Seul baume au coeur dans cet océan de tensions, la déclaration du Comité des droits de l’homme de l’ONU qui, le 30 août, condamne l’Espagne pour avoir violé le Pacte international des droits civils et politiques en incarcérant pour sédition et en suspendant le mandat électif de nombreux dirigeants indépendantistes catalans. Cela peu après l’organisation du référendum du 1er octobre 2017. Dans les trois mois qui viennent, le président catalan Pere Aragonés devra faire approuver le budget 2023. Ce sera un test. Les socialistes catalans (section du PSOE) offrent déjà leur soutien. Quelle sera l’attitude d’En Comú ? CUP et JxCat accepteront-ils de reconstituer la majorité souverainiste aux côtés d’ERC ? L’automne sera chaud et tous les partis ont les yeux rivés sur les élections municipales de mai 2023 qui seront un indicateur grandeur nature de l’état de l’opinion sur ces questions complexes engageant le destin d’un peuple. Comme dans quasiment tous les Etats européens, la difficulté à rassembler des majorités gouvernementales et les incertitudes quant à l’avenir, sont immenses. Elles perturbent les projets politiques et les ralentissent.

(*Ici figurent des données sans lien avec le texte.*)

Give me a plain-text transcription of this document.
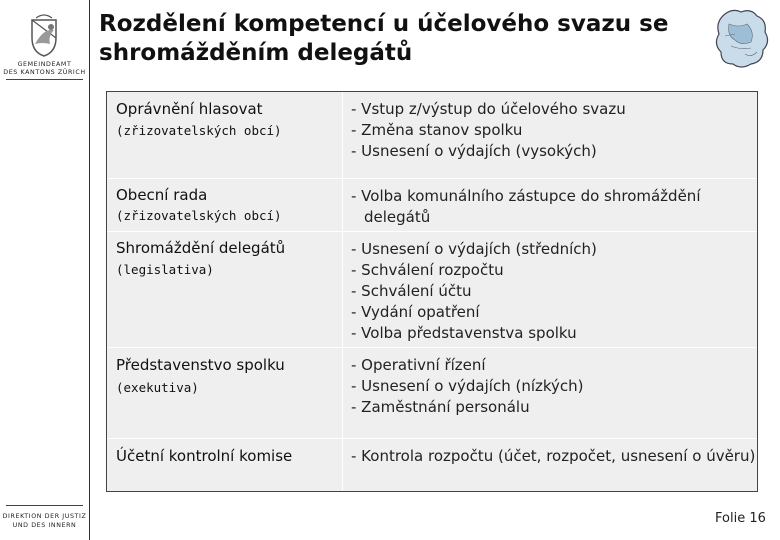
GEMEINDEAMT
DES KANTONS ZÜRICH
DIREKTION DER JUSTIZ
UND DES INNERN
Rozdělení kompetencí u účelového svazu se shromážděním delegátů
Oprávnění hlasovat
(zřizovatelských obcí)
- Vstup z/výstup do účelového svazu
- Změna stanov spolku
- Usnesení o výdajích (vysokých)
Obecní rada
(zřizovatelských obcí)
- Volba komunálního zástupce do shromáždění delegátů
Shromáždění delegátů
(legislativa)
- Usnesení o výdajích (středních)
- Schválení rozpočtu
- Schválení účtu
- Vydání opatření
- Volba představenstva spolku
Představenstvo spolku
(exekutiva)
- Operativní řízení
- Usnesení o výdajích (nízkých)
- Zaměstnání personálu
Účetní kontrolní komise	- Kontrola rozpočtu (účet, rozpočet, usnesení o úvěru)
Folie 16
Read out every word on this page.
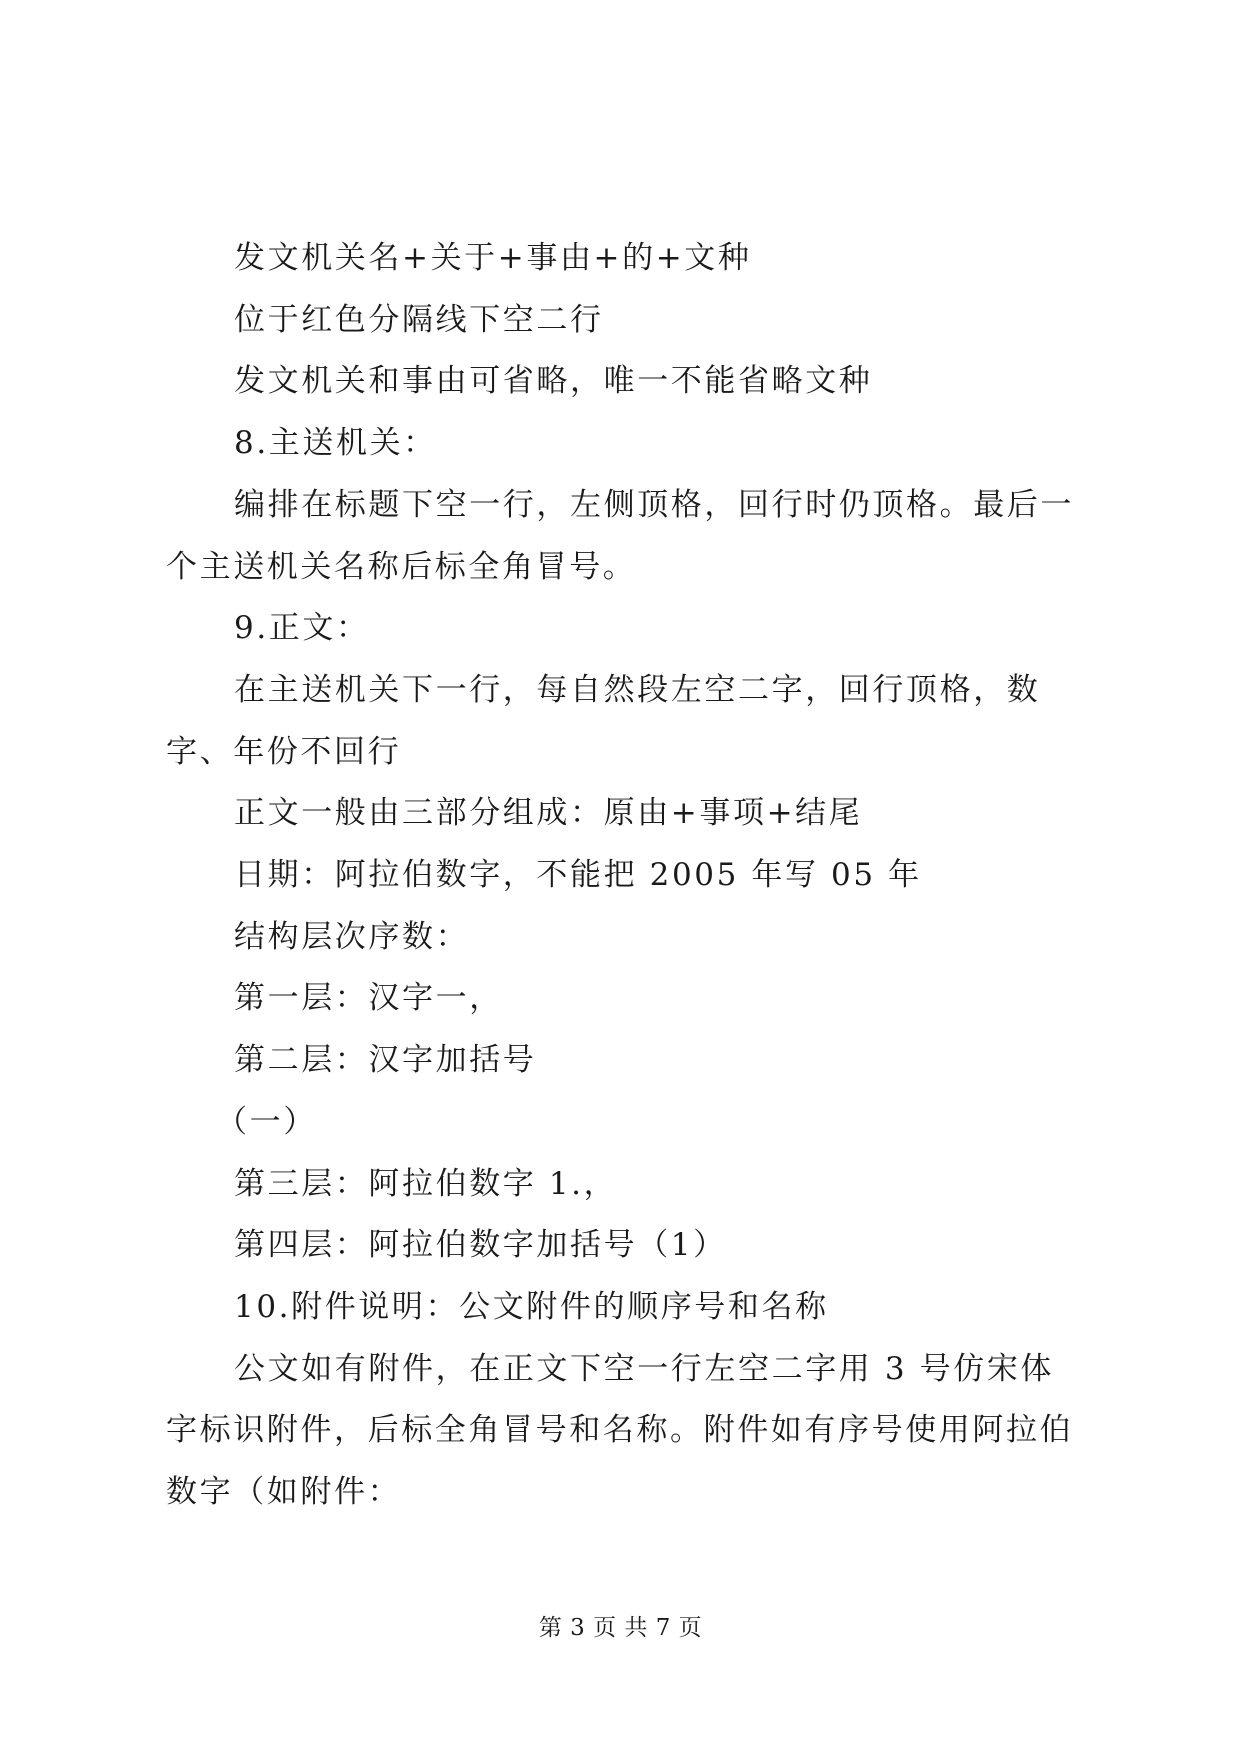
发文机关名+关于+事由+的+文种

位于红色分隔线下空二行

发文机关和事由可省略，唯一不能省略文种

8.主送机关：

编排在标题下空一行，左侧顶格，回行时仍顶格。最后一个主送机关名称后标全角冒号。

9.正文：

在主送机关下一行，每自然段左空二字，回行顶格，数字、年份不回行

正文一般由三部分组成：原由+事项+结尾

日期：阿拉伯数字，不能把 2005 年写 05 年

结构层次序数：

第一层：汉字一，

第二层：汉字加括号

（一）

第三层：阿拉伯数字 1.，

第四层：阿拉伯数字加括号（1）

10.附件说明：公文附件的顺序号和名称

公文如有附件，在正文下空一行左空二字用 3 号仿宋体字标识附件，后标全角冒号和名称。附件如有序号使用阿拉伯数字（如附件：

第 3 页 共 7 页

(1) En décodé, “majorité transversale” signifie que celle-ci doit rassembler des formations catalanistes et espagnolistes.
(2) L’arrivée de la gauche au pouvoir en France en 1981 entraîna la nécessité de se plier, de lâcher du lest, la soumission au réalisme politique, le désenchantement, l’abandon de ses convictions et pour finir le reniement. Voir là dessus les belles pages d’Antoine Comte La défaite : la gauche, la raison d’État et le citoyen.
(3) Pour comprendre l’état des forces en présence, voici la composition du parlement catalan : ERC (33 députés), JxCat (32 élus) qui gouvernent ensemble, CUP (9) qui soutient sans participer ; dans l’opposition, PSOE-PSC (33), En Comù (8), Vox (11), Ciudadanos (6), PP (3) ; majorité absolue à 68.